My research into this issue has led me to conclude that Western culture is pushing people toward an internal locus of authority, where each person has to find their own spiritual path and must resist pressure from external authorities to conform to their expectations. Each individual is responsible to discover what they believe and who they are. To simply accept the religiosity of parents or clergy is to abdicate your personal responsibility. You must find your own path by following the dictates of your heart. You alone can discover your authentic self.
In such a cultural climate, you can see that faith transmission is problematic. On the one hand, if parents pressure their children to accept their faith, or require them to attend church or read their Bibles, they will often rebel. Such pressure is counter-cultural. If, on the other hand, parents or pastors let youth decide for themselves, they fail in their responsibility to pass on the faith, allowing the void of their silence to be filled by the “algorithmic authority” of the Internet. What is a parent or pastor to do?
While faith transmission is fraught with obstacles, the research is clear on what increases the likelihood of success. I will list only three here, in order of importance:
1. Parental modeling: Youth seem to pay more attention to their phones and their peers than their parents. But the clergy I spoke with and the research agree: parents are the strongest predictor of passing on the faith (by a big margin). If both parents are in the same pew each week with their kids, if they model devotional practices at home, if they have open conversations about faith with their kids, and if (this is a big if) they maintain warm, loving relationships with their children into adulthood, then most children embrace their parent’s faith, and even go to church.
2. Reinforcing relationships: Parents can’t do it alone. Truth claims require reinforcement from other youth, and especially from other adults that they respect (youth leaders, grandparents, other adults in the church, teachers, etc.).

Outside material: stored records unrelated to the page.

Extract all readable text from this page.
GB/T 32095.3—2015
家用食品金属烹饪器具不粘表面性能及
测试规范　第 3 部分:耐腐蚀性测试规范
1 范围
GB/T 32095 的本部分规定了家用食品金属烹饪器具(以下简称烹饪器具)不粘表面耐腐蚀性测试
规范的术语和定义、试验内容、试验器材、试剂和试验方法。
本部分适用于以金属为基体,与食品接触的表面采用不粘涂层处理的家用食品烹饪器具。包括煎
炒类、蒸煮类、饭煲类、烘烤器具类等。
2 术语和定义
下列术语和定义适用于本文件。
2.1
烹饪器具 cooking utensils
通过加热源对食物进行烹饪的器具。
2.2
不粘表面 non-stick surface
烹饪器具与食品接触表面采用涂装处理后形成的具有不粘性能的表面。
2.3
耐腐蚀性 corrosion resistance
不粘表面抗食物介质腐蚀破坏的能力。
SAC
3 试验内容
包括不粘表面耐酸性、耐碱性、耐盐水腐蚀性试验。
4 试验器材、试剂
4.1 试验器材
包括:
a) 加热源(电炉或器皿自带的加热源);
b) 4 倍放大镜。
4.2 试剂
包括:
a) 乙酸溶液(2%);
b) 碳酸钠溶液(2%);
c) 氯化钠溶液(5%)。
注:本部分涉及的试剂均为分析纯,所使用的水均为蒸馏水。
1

Parents can maximize this reinforcement by assisting relationships with like-minded adults and youth (taking them to youth group or to visit grandparents, etc). Churches should facilitate mentoring relationships between youth and non-parental adults.
3. Religious experience: A conversion experience, sensing God’s presence, seeing a miraculous event like divine healing, strengthen religious commitment. This should not surprise, because emotive experiences direct the heart. Parents and clergy can increase the probability of religious experience by promoting events (camps, conferences, mission trips, etc.) that facilitate such experiences.
Youth and young adults are listening to their heart, as the cultural narrative dictates. Warm, stable, authentic relationships and religious experience are the key to their hearts, and to passing on the faith.